Corn and Black Bean Salsa
The salsa is really what makes this dish – it’s so full of flavour and perfect for scooping up with crunchy tortilla chips. It’s super easy to make too, and conveniently uses tinned sweetcorn and black beans – two things I almost always have in my pantry.
You can easily customise the fresh ingredients and use up what you have to hand. I like to use black beans but you can swap them out for black-eyed beans or chickpeas if you prefer.
You NEED to serve these Beef Burrito Bowls with a hearty dollop of my easy Guacamole – they are a match made in heaven.
I love these bowls with rice, but it is great with shredded lettuce for a lighter option. You could also use quinoa or do a mix of lettuce and rice or quinoa.
Grated cheddar or mozzarella is the perfect topping for the spicy beef, and you need some crunchy tortillas for scooping everything up.
I hope you like this recipe as much as I do! Please leave a comment or tag me on Instagram @carrieskitchen_ if you make it!
More easy Mexican inspired recipes:
Beef Burrito Bowls with Corn & Black Bean Salsa
For the Beef
- 500 grams beef mince/ground beef ideally 10%-15% lean
- 1 tbsp olive or vegetable oil
- 1 cup passata
- 1 tbsp tomato paste
- 1/2 tsp cayenne pepper
- 1/2 tsp salt
- 1/2 tsp cumin
- 1/2 tsp oregano
- 1/2 tsp garlic granules
- 1/2 tsp onion granules
- 1/2 tsp paprika
For the Corn & Black Bean Salsa
- 380 gram tin black beans
- 325 gram tin of sweetcorn
- 3 tomatoes
- 1 red or yellow pepper
- 1 red onion
- 1 tbsp chopped fresh coriander
- 1 lime, juiced
- 2 tbsp olive oil
- 1 red chilli
- 1 tsp salt
- Cooked rice or quinoa
- Grated cheddar or mozzarella
- Shredded lettuce
- Tortilla Chips
- Prepare the salsa first, so the flavours have time to meld as you cook the beef.
- Drain and rinse the corn and black beans and put in a large bowl.
- Cut the tomatoes in half, scoop out the seeds and liquid and discard.
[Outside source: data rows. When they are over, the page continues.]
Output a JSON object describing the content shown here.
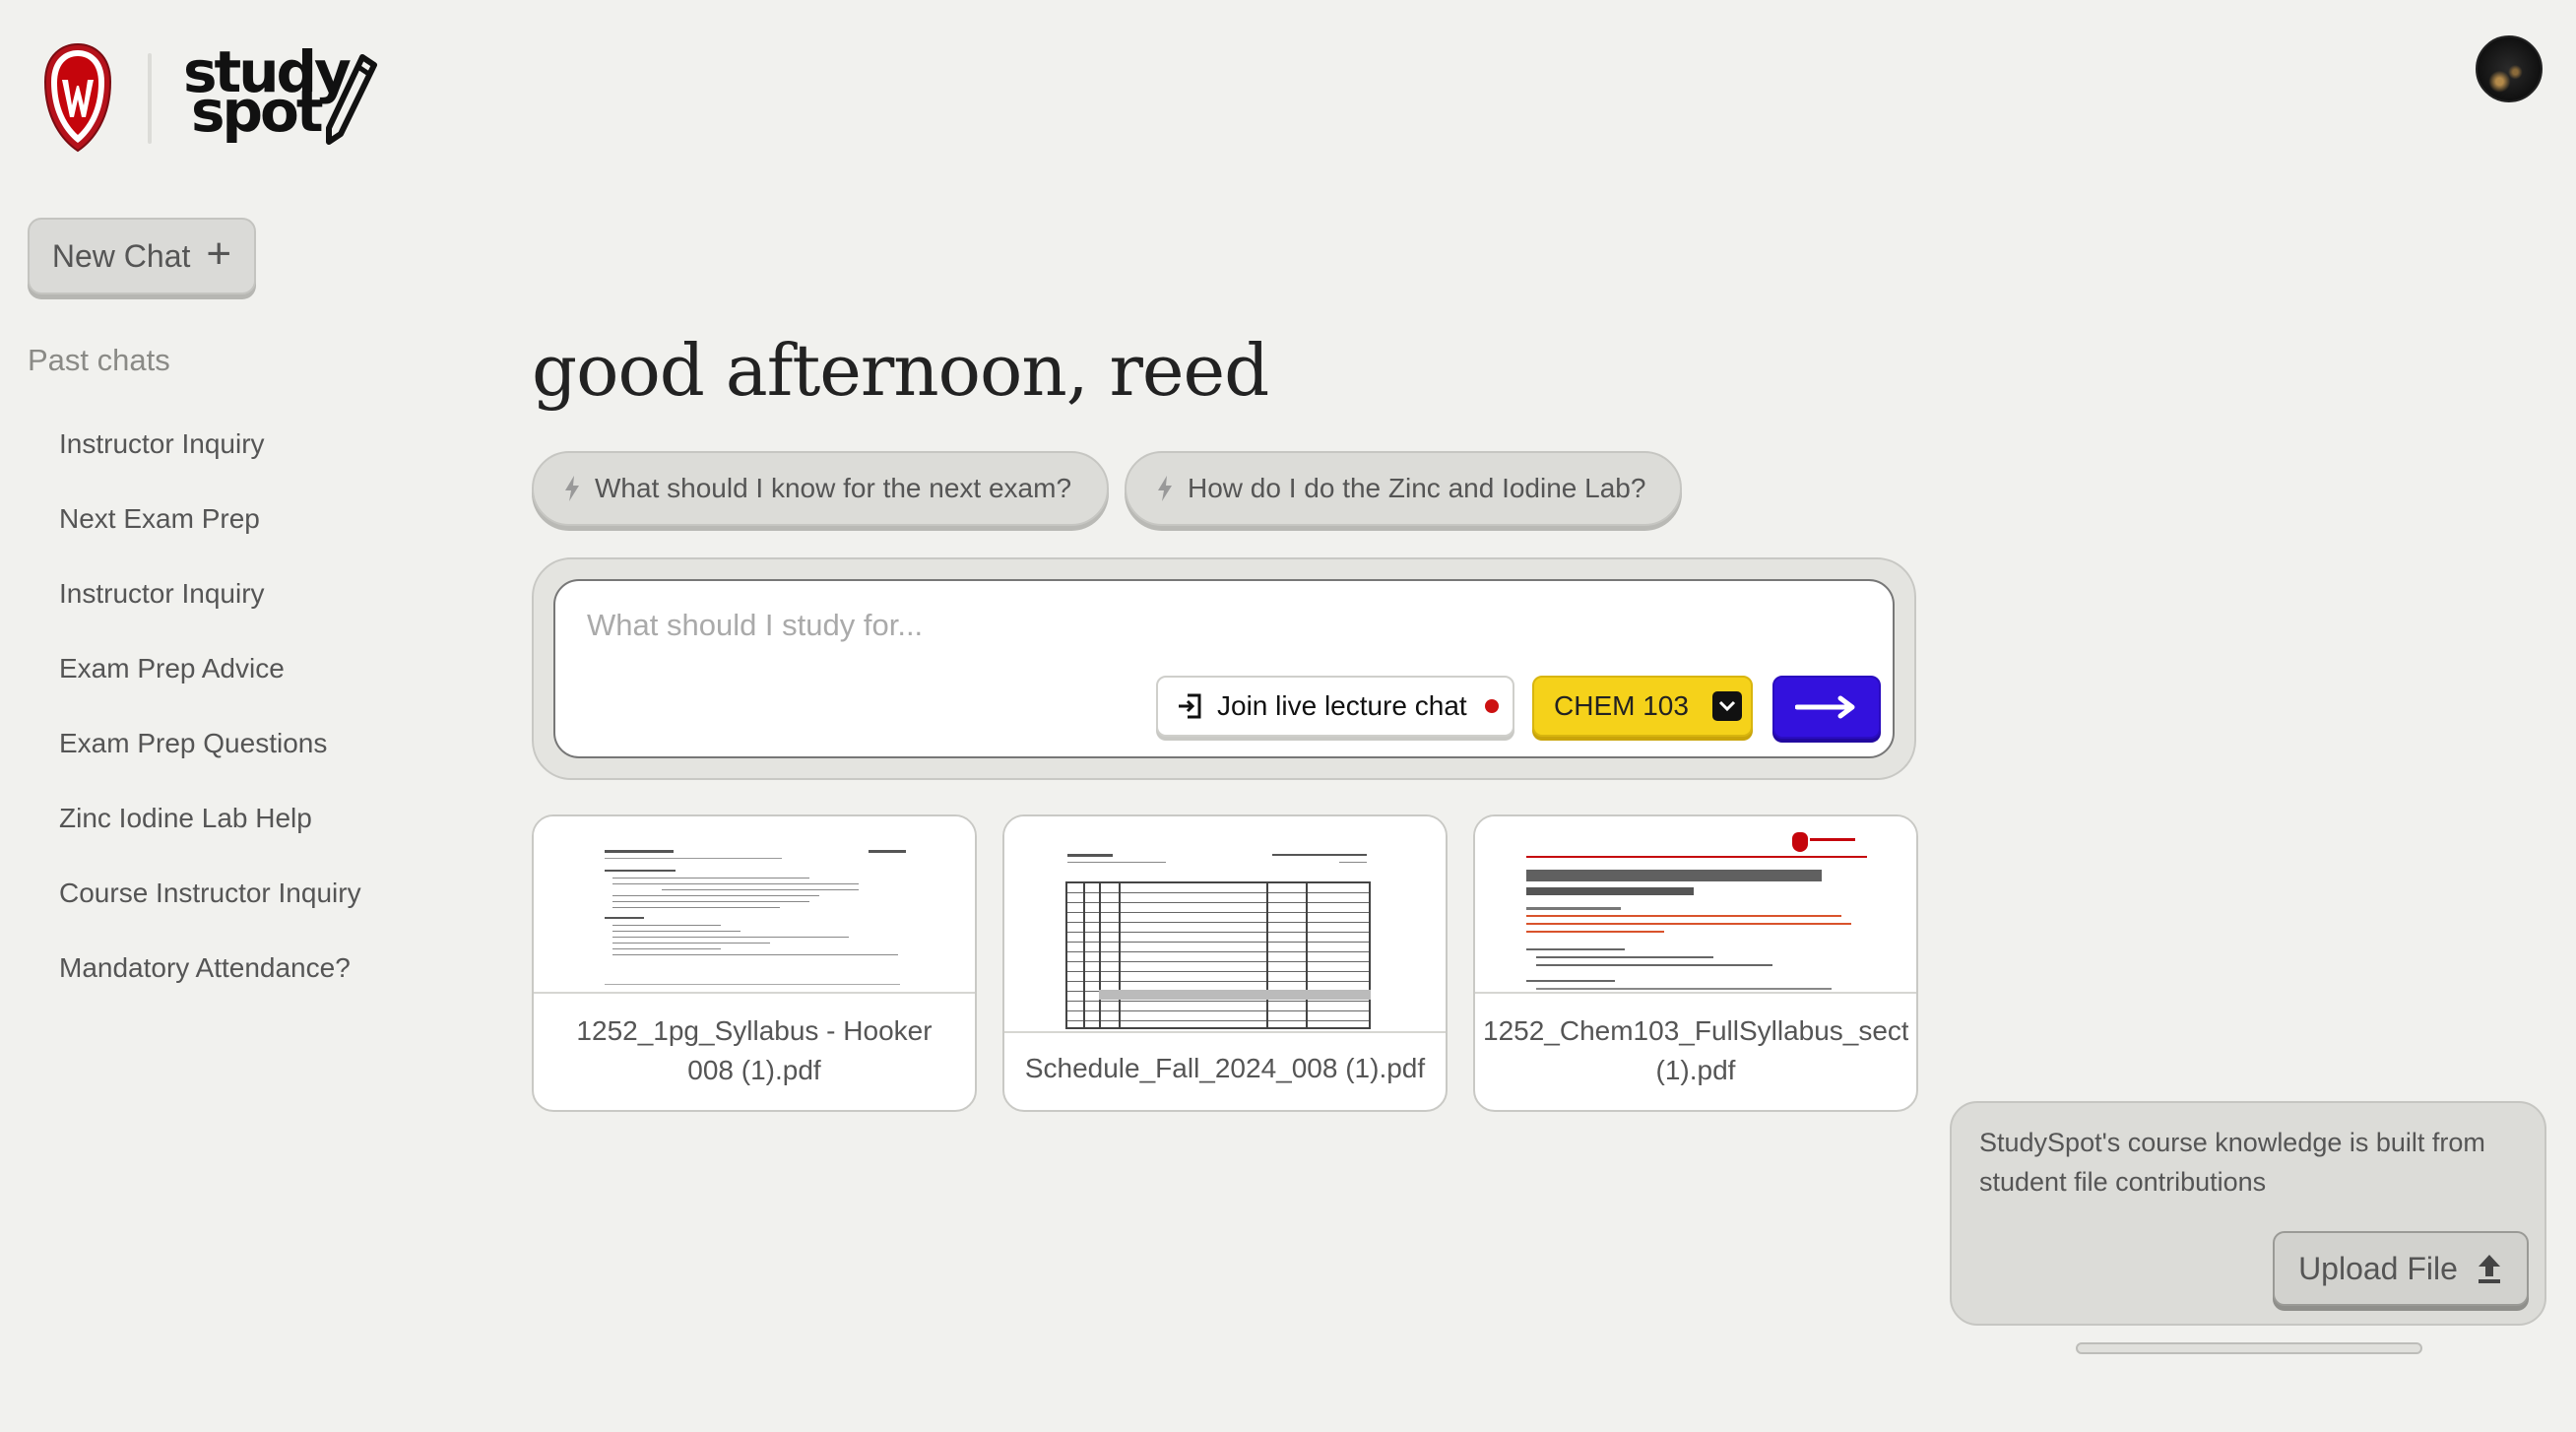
{
  "brand": {
    "wordmark_top": "study",
    "wordmark_bottom": "spot"
  },
  "sidebar": {
    "new_chat_label": "New Chat",
    "past_chats_title": "Past chats",
    "past_chats": [
      "Instructor Inquiry",
      "Next Exam Prep",
      "Instructor Inquiry",
      "Exam Prep Advice",
      "Exam Prep Questions",
      "Zinc Iodine Lab Help",
      "Course Instructor Inquiry",
      "Mandatory Attendance?"
    ]
  },
  "main": {
    "greeting": "good afternoon, reed",
    "suggestions": [
      "What should I know for the next exam?",
      "How do I do the Zinc and Iodine Lab?"
    ],
    "composer": {
      "placeholder": "What should I study for...",
      "join_label": "Join live lecture chat",
      "course": "CHEM 103"
    },
    "files": [
      {
        "name": "1252_1pg_Syllabus - Hooker\n008 (1).pdf"
      },
      {
        "name": "Schedule_Fall_2024_008 (1).pdf"
      },
      {
        "name": "1252_Chem103_FullSyllabus_sect\n(1).pdf"
      }
    ]
  },
  "contribute": {
    "text": "StudySpot's course knowledge is built from student file contributions",
    "upload_label": "Upload File"
  },
  "icons": {
    "crest": "uw-crest-icon",
    "pencil": "pencil-icon",
    "plus": "plus-icon",
    "bolt": "bolt-icon",
    "join": "enter-icon",
    "chevron": "chevron-down-icon",
    "send": "arrow-right-icon",
    "upload": "upload-icon"
  },
  "colors": {
    "background": "#f1f1ee",
    "course_chip": "#f5d21a",
    "send": "#3311dd",
    "crest_red": "#c5050c",
    "live_dot": "#cc1111"
  }
}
Dice the flesh and add to the bowl.
- Dice the pepper, onion and chilli (if you don't like it too spicy then you can just add half) and mix them with the corn, beans and tomato.
- Sprinkle the salt and coriander over the salsa, pour over the lime juice and oil and mix everything together. Set aside while you prepare the beef.
- To make your beef heat the olive oil in a frying pan over a medium to high heat.
- Add the beef to the pan and break it up with a spatula. Cook for about 5 minutes until the beef is browned, stirring occasionally.
- Add all the seasonings and mix well, then mix in the tomato paste and passata.
- Turn the heat to medium and let it simmer gently for about 5-10 minutes, stirring occasionally.
- Assemble your bowls – I like to start with rice or lettuce, a generous spoonful each of beef and salsa, then top with a dollop of guac and some grated cheddar cheese. Crispy tortilla chips are optional but great for scooping up some salsa!